Linear stability of two-dimensional steady flow in wavy-walled channels

Abstract
Linear stability of fully developed two-dimensional periodic steady flows in sinusoidal wavy-walled channels is investigated numerically. Two types of channels are considered: the geometry of wavy walls is identical and the location of the crest of the lower and upper walls coincides (symmetric channel) or the crest of the lower wall corresponds to the furrow of the upper wall (sinuous channel).
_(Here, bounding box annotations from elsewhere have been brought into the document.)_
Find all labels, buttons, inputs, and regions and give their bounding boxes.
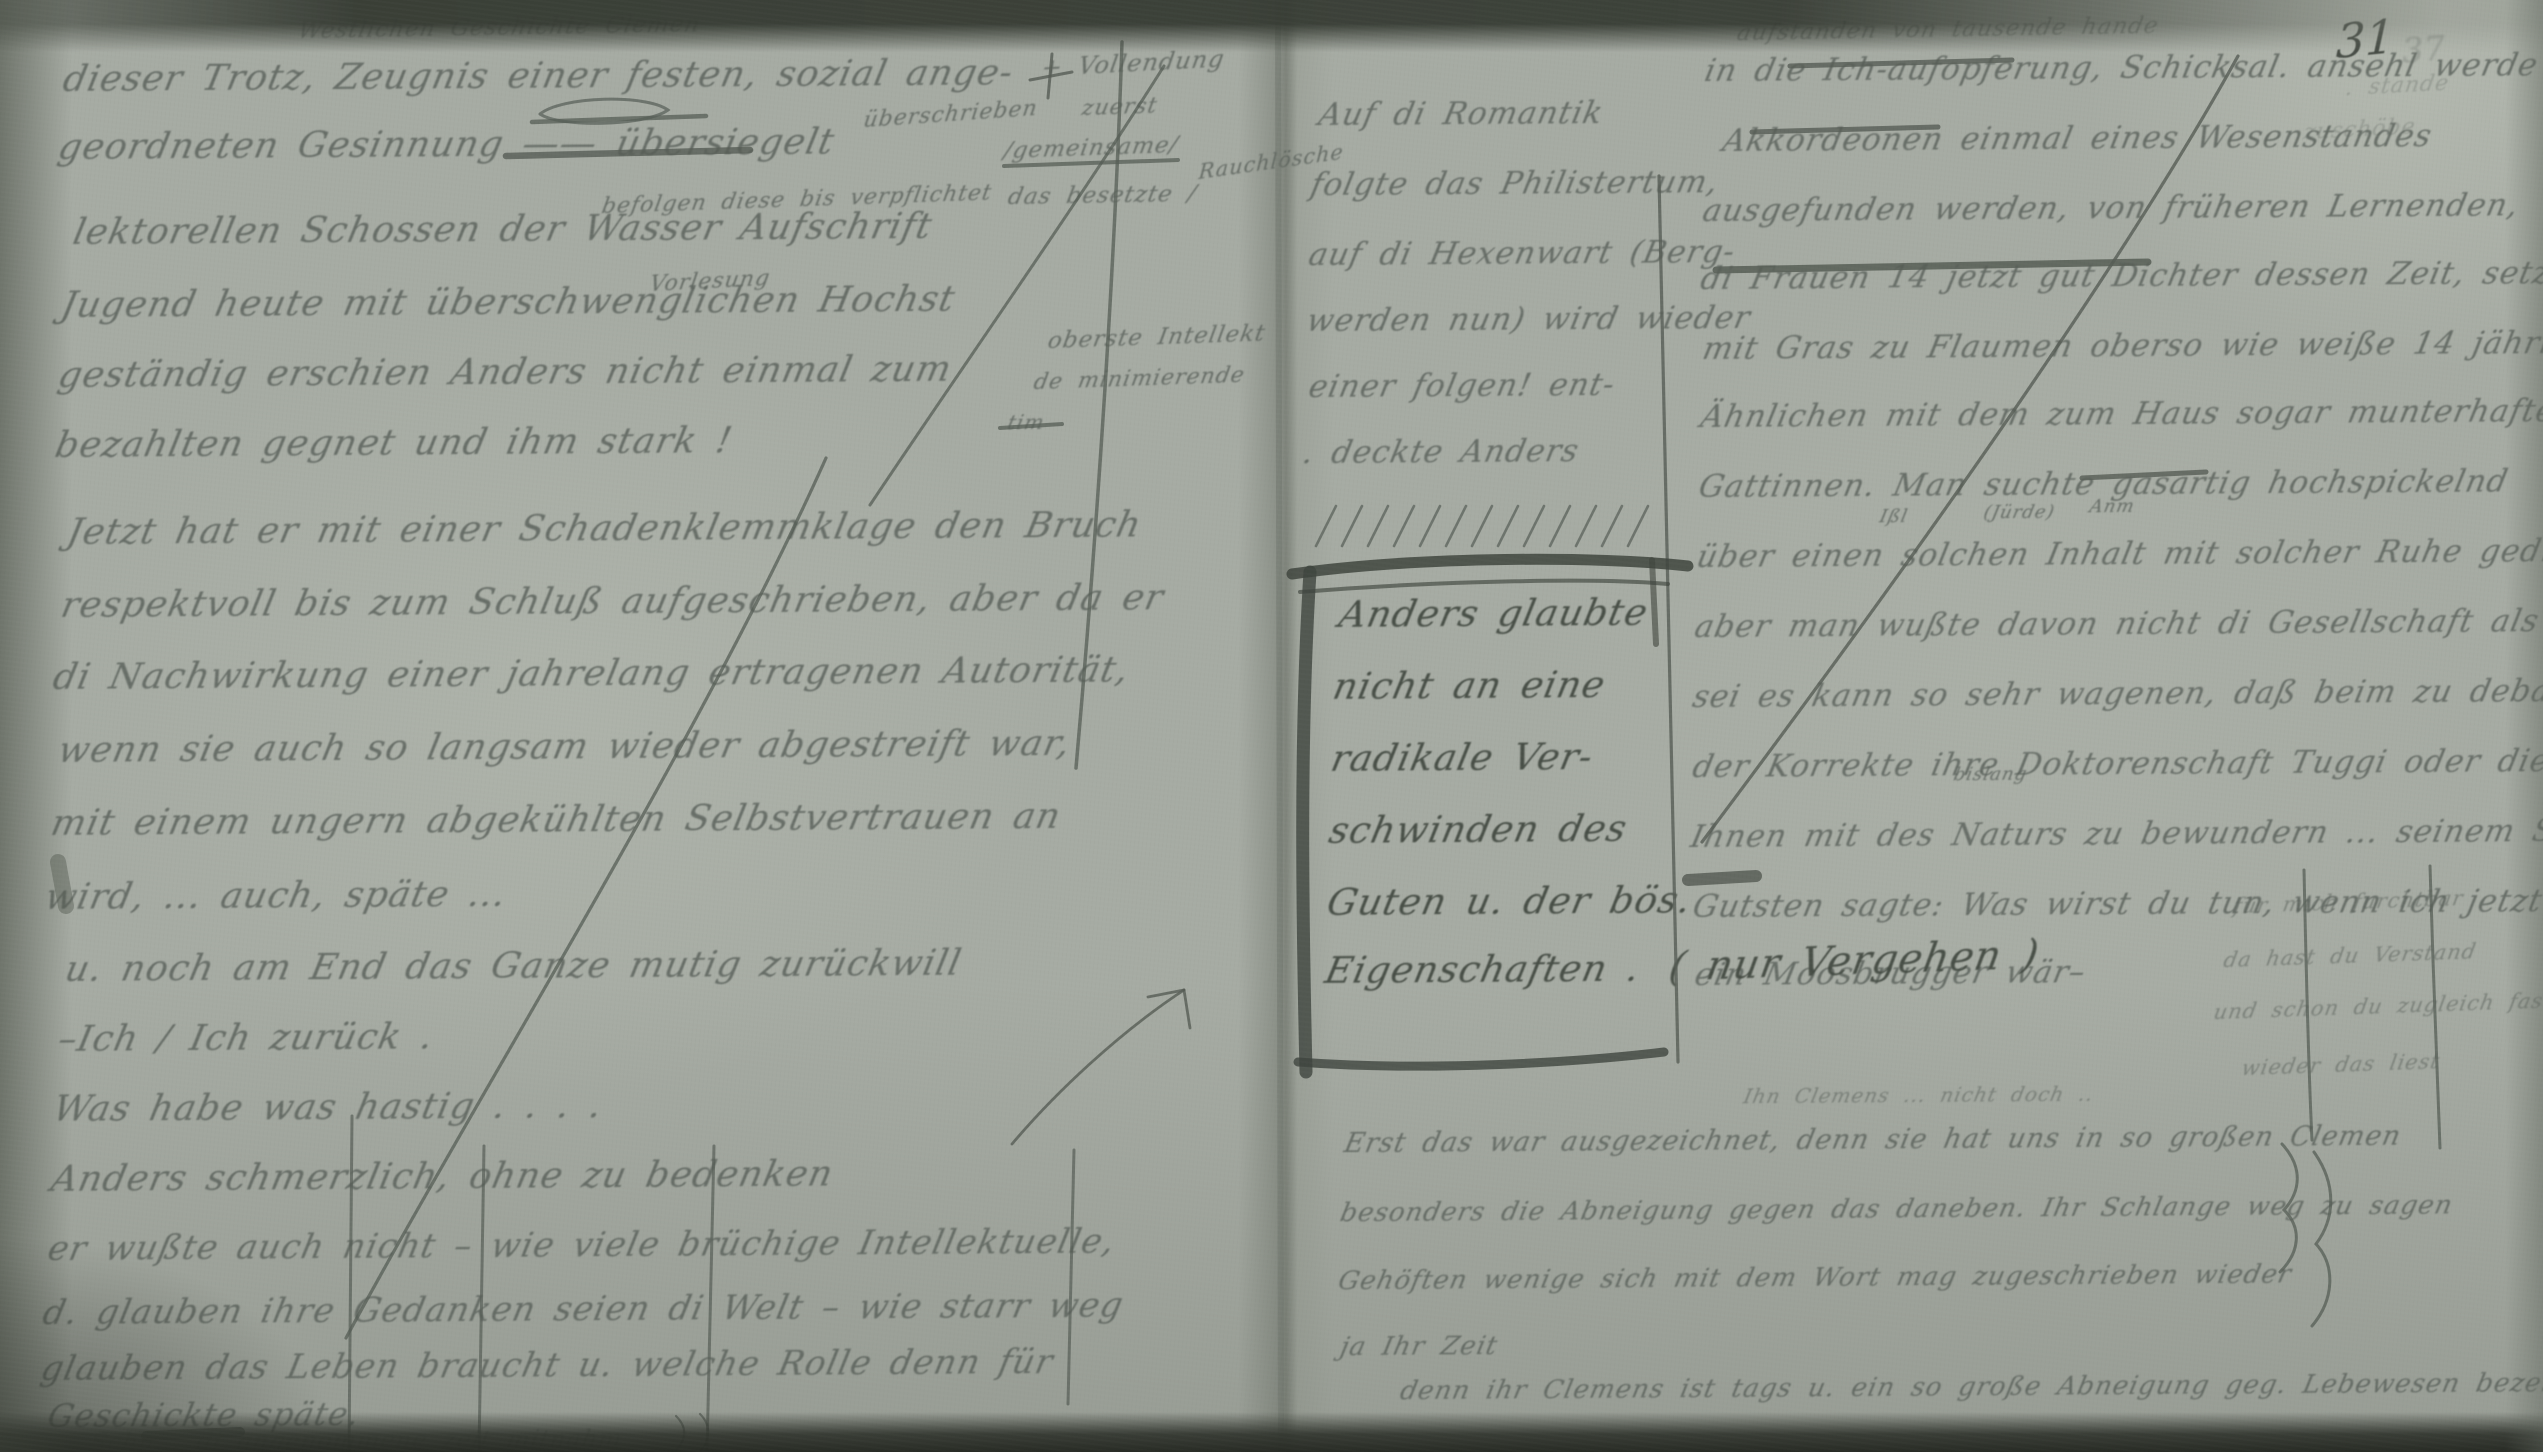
left-paragraph2-diagonal-stroke <box>346 458 826 1338</box>
strike-through-right-line4 <box>1716 262 2148 270</box>
manuscript-photo: Westlichen Geschichte Clemendieser Trotz… <box>0 0 2543 1452</box>
left-bottom-vertical-stroke-3 <box>707 1146 714 1452</box>
left-bottom-vertical-stroke-1 <box>349 1116 352 1452</box>
strike-through-margin-note <box>1004 160 1178 166</box>
right-long-diagonal-stroke <box>1702 56 2238 842</box>
strike-through-tim <box>1000 424 1062 428</box>
box-border-top <box>1292 559 1688 574</box>
left-bottom-brace-1 <box>676 1416 684 1450</box>
hatch-mark-7 <box>1472 506 1492 546</box>
left-bottom-vertical-stroke-4 <box>1068 1150 1074 1404</box>
margin-plus-cross-v <box>1048 54 1052 98</box>
arrow-head-barb-2 <box>1184 990 1190 1028</box>
hatch-mark-3 <box>1368 506 1388 546</box>
hatch-mark-11 <box>1576 506 1596 546</box>
left-edge-notch <box>58 862 66 906</box>
right-margin-brace-2 <box>2312 1152 2331 1326</box>
box-border-left <box>1303 572 1310 1072</box>
page-number-faint: 37 <box>2401 29 2447 72</box>
strike-through-right-line7 <box>2082 472 2206 478</box>
hatch-mark-13 <box>1628 506 1648 546</box>
arrow-shaft <box>1012 990 1184 1144</box>
strike-through-gesinnung <box>506 150 750 156</box>
dark-smear-bottom-left <box>146 1432 240 1436</box>
right-margin-note-cancel-2 <box>2430 866 2440 1148</box>
hatch-mark-6 <box>1446 506 1466 546</box>
box-border-bottom <box>1298 1052 1664 1066</box>
left-bottom-vertical-stroke-2 <box>479 1146 484 1452</box>
right-margin-brace-1 <box>2280 1144 2297 1272</box>
right-margin-note-cancel-1 <box>2304 870 2312 1140</box>
box-border-right-corner <box>1652 560 1656 644</box>
right-vertical-cancel-stroke <box>1659 176 1678 1062</box>
hatch-mark-10 <box>1550 506 1570 546</box>
pencil-strokes-layer <box>0 0 2543 1452</box>
box-border-top-double <box>1300 581 1668 592</box>
hatch-mark-1 <box>1316 506 1336 546</box>
gutter-fold-line <box>1278 0 1281 1452</box>
strike-through-oval-word <box>532 116 706 122</box>
hatch-mark-4 <box>1394 506 1414 546</box>
page-number: 31 <box>2335 9 2395 70</box>
strike-through-right-line1 <box>1790 60 2012 66</box>
hatch-mark-8 <box>1498 506 1518 546</box>
left-margin-cancel-stroke <box>1076 42 1122 768</box>
hatch-mark-9 <box>1524 506 1544 546</box>
strike-through-right-line2 <box>1752 127 1938 132</box>
hatch-mark-5 <box>1420 506 1440 546</box>
dark-dash-under-moosbrugger <box>1688 876 1756 880</box>
left-paragraph1-diagonal-stroke <box>870 66 1164 505</box>
hatch-mark-12 <box>1602 506 1622 546</box>
hatch-mark-2 <box>1342 506 1362 546</box>
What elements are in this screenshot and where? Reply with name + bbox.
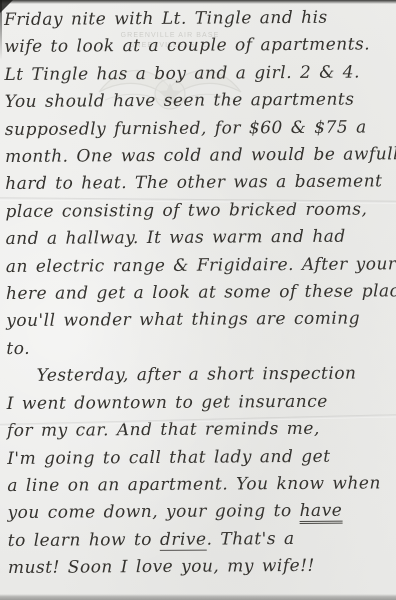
letter-line: Lt Tingle has a boy and a girl. 2 & 4. bbox=[4, 59, 394, 89]
paragraph: Friday nite with Lt. Tingle and hiswife … bbox=[4, 4, 396, 363]
underlined-word: have bbox=[300, 501, 343, 524]
paragraph: Yesterday, after a short inspectionI wen… bbox=[6, 361, 396, 583]
letter-line: to. bbox=[6, 333, 396, 363]
letter-line: to learn how to drive. That's a bbox=[8, 525, 396, 555]
letter-page: GREENVILLE AIR BASE GREENVILLE, S. C. Fr… bbox=[0, 0, 396, 600]
paper-edge-top bbox=[0, 0, 396, 4]
letter-line: must! Soon I love you, my wife!! bbox=[8, 552, 396, 582]
letter-line: I went downtown to get insurance bbox=[7, 388, 396, 418]
letter-line: Yesterday, after a short inspection bbox=[6, 361, 396, 391]
letter-line: I'm going to call that lady and get bbox=[7, 443, 396, 473]
underlined-word: drive bbox=[160, 529, 207, 550]
letter-line: Friday nite with Lt. Tingle and his bbox=[4, 4, 394, 34]
letter-line: for my car. And that reminds me, bbox=[7, 415, 396, 445]
letter-line: here and get a look at some of these pla… bbox=[6, 278, 396, 308]
letter-line: and a hallway. It was warm and had bbox=[6, 224, 396, 254]
letter-line: month. One was cold and would be awfully bbox=[5, 141, 395, 171]
letter-body: Friday nite with Lt. Tingle and hiswife … bbox=[4, 4, 396, 582]
letter-line: wife to look at a couple of apartments. bbox=[4, 32, 394, 62]
letter-line: hard to heat. The other was a basement bbox=[5, 169, 395, 199]
letter-line: an electric range & Frigidaire. After yo… bbox=[6, 251, 396, 281]
letter-line: you'll wonder what things are coming bbox=[6, 306, 396, 336]
letter-line: place consisting of two bricked rooms, bbox=[5, 196, 395, 226]
paper-edge-left bbox=[0, 0, 2, 60]
letter-line: You should have seen the apartments bbox=[5, 86, 395, 116]
letter-line: you come down, your going to have bbox=[7, 498, 396, 528]
letter-line: supposedly furnished, for $60 & $75 a bbox=[5, 114, 395, 144]
paper-edge-bottom bbox=[0, 594, 396, 600]
letter-line: a line on an apartment. You know when bbox=[7, 470, 396, 500]
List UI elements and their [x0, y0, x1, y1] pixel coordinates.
It is found that the critical Reynolds number is substantially lower than that for plane channel flow and that when the non-dimensionalized wall variation amplitude ε is smaller than a critical value (about 0.26 for symmetric channel, 0.28 for sinuous channel), critical modes are three-dimensional stationary and for larger ε, two-dimensional oscillatory instabilities set in. Critical Reynolds numbers of sinuous channel flows are smaller for three-dimensional disturbances and larger for two-dimensional disturbances than those of symmetric channel flows. The disturbance velocity distribution obtained by the linear stability analysis suggests that the three-dimensional stationary instability is mainly caused by local concavity of basic flows near the reattachment point, while the critical two-dimensional mode resembles closely the Tollmien–Schlichting wave for plane Poiseuille flow.